Monday, November 14, 2011

Worth Your Consideration When Making Career Choices: Phlebotomist


The phlebotomist, the person who draws blood samples from patients arms or finger tips, is a highly specialized, valuable member of the medical and healthcare team as a whole. Without the phlebotomist's skills and services many diagnoses and health assessments could not be as reliably performed.

Most phlebotomists have a high school education, others have an academic degree in medical technology, some received their training directly on the job under the supervision of a doctor, nurse or experienced phlebotomist, others took a phlebotomy course offered through the American Red Cross, or a community college, others while serving in the military as a combat medic or hospital corpsman role.

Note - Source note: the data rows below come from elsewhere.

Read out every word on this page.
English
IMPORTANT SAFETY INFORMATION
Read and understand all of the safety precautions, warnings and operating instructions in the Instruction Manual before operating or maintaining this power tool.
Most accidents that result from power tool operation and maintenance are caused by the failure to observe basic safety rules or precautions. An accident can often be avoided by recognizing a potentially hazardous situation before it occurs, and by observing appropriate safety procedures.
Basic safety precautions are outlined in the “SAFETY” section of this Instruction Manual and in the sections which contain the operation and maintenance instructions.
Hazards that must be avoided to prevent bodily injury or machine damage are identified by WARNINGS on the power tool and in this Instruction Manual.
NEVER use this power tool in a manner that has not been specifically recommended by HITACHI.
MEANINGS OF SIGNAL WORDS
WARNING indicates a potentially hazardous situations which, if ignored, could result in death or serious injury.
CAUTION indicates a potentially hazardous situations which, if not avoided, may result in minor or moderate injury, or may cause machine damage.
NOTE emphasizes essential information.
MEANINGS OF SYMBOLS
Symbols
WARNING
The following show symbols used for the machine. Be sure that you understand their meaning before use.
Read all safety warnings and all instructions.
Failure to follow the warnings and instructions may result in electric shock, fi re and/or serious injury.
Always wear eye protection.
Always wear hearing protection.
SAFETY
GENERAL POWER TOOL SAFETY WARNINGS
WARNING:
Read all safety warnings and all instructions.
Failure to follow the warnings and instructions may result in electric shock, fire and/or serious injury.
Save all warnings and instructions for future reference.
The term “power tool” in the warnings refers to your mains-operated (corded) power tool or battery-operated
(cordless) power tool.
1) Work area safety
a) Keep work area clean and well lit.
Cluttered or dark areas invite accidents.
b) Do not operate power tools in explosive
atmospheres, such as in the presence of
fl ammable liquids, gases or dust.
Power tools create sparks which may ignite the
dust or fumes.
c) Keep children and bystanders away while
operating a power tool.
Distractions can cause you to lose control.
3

A skilled phlebotomist deserves high praise, yet, they are usually paid the least amount of wages on the allied health professional's pay scale, probably because their training is not as extensive as, let's say, an EKG and x-ray technician, or medical assistant. In a way, that is unfair, because there is tremendous value in their services that can never be repaid in money. Phlebotomists draw blood for tests, transfusions, donations, or research and explain the procedure to patients who ask.

They must know the circulatory system anatomy and composition of blood along with the medical terminology that goes with it, be able to access a vein, or artery, or capillary blood bed of all kinds of people from young, to old, to obese, to emaciated, to those with veins that roll, to those who easily faint, or are deadly afraid of needles.

They need to understand different venipuncture techniques and the equipment to be used to draw and preserve the blood sample. Additionally, they must know how to read laboratory requisition slips, follow doctor's orders, work safely with patients, handle blood and other potentially hazardous body fluids and know how to clean up blood spills safely and dispose them in accordance with OSHA regulations. If any of this is not approached with great care and handled properly, it can result in severe injury, if not death.